İtirafçılardan edinilen bilgiler ışığında yeni analizler yapma imkânı da doğuyor. Sınav sorularının 1986’dan beri verildiği öğrenilmişti. Şimdi yeni bir bilgi daha var. Okul sıralarında, çok zeki ve çalışkan biri olan itirafçı, “ben kendi çalışmamla da o sınavları kazanabilirdim, bana soruları vermelerine gerek yoktu” diyor.
Burası çok önemli. Evet, bu gibi öğrenciler özel ve sıkı bir çalışma ile soru hırsızlığı yapmadan da emniyet, yargı ve TSK sınavlarını kazanabilirlerdi. Böyle olunca belki 100 kişi yerine 50 kişi kazanırdı. Devleti ele geçirme FETÖ adına biraz gecikebilirdi ama netice değişmezdi. Neden bu yola gidilmedi de, sınav soruları en zeki öğrencilere de verildi?
Gaye, onları FETÖ’ye gebe bırakmaktı. Tıpkı şantaj kasetleri ile gebe bırakılan siyasetçiler, işadamları, bürokrat ve gazeteciler gibi... F. Gülen en ahlaksız yollarla insanları kendisine mahkûm etti. Karaktersizliğin en üst mertebesi olan insan kullanmayı, kendisine yol edindi.
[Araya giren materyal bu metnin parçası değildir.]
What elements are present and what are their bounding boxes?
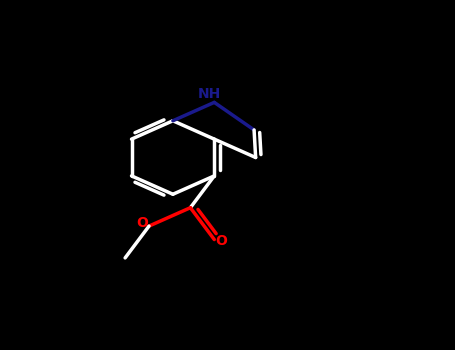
Text: O: O bbox=[136, 216, 148, 230]
Text: NH: NH bbox=[198, 87, 221, 101]
Text: O: O bbox=[215, 234, 227, 248]
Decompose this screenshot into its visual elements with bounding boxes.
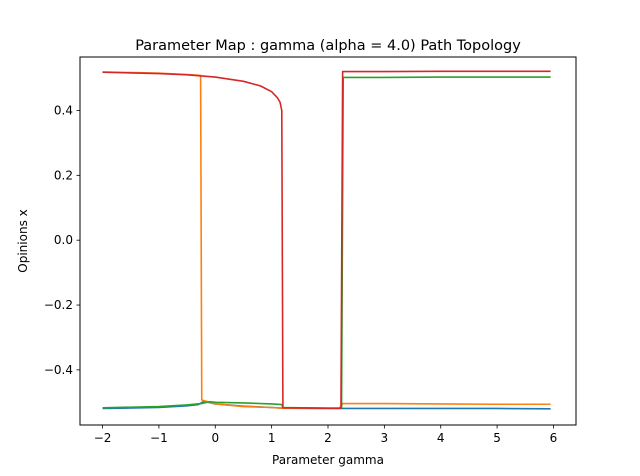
y-tick-label: 0.4	[54, 103, 73, 117]
y-axis-ticks: −0.4 −0.2 0.0 0.2 0.4	[44, 103, 80, 377]
x-axis-ticks: −2 −1 0 1 2 3 4 5 6	[94, 425, 558, 445]
y-tick-label: −0.2	[44, 298, 73, 312]
plot-lines	[102, 70, 551, 410]
series-line-3	[102, 76, 551, 409]
y-tick-label: 0.2	[54, 168, 73, 182]
y-tick-label: −0.4	[44, 363, 73, 377]
x-tick-label: 6	[550, 431, 558, 445]
x-tick-label: 3	[381, 431, 389, 445]
series-line-4	[102, 70, 551, 409]
y-tick-label: 0.0	[54, 233, 73, 247]
y-axis-label: Opinions x	[16, 209, 30, 272]
x-tick-label: 2	[324, 431, 332, 445]
x-tick-label: 5	[493, 431, 501, 445]
x-tick-label: 4	[437, 431, 445, 445]
x-tick-label: −1	[150, 431, 168, 445]
x-tick-label: −2	[94, 431, 112, 445]
x-tick-label: 1	[268, 431, 276, 445]
chart-title: Parameter Map : gamma (alpha = 4.0) Path…	[135, 38, 521, 54]
x-axis-label: Parameter gamma	[272, 453, 384, 467]
x-tick-label: 0	[211, 431, 219, 445]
FETÖ yapılanmasının zor çözülmesinin bir sebebi de bu gebe bırakma stratejisidir. Soru hırsızlığı ile kurumlara sızan FETÖ mensupları, bulundukları konumlarda yükselmeleri sırasında yeni soru hırsızlıkları, kumpaslar, katakulliler ile daha yukarılara, daha üst mevkilere çıktılar. İtaat ettikçe daha da yükseleceklerini biliyorlardı... Her defasında, kendilerine bu imkânı sağlayan FETÖ elebaşına kayıtsız şartsız itaat ettiler. F. Gülen ise alay edercesine, “insan iyiliğin kölesidir” diyordu. Ama onun “iyilikleri” gayri meşrû, gayri ahlakî, gayri İslâmi’ydi.
FETÖ’nün beli kırıldı. Mensupları da insan içine çıkamaz hale geldiler. İşte asıl ceza, bu manevi dışlanmadır...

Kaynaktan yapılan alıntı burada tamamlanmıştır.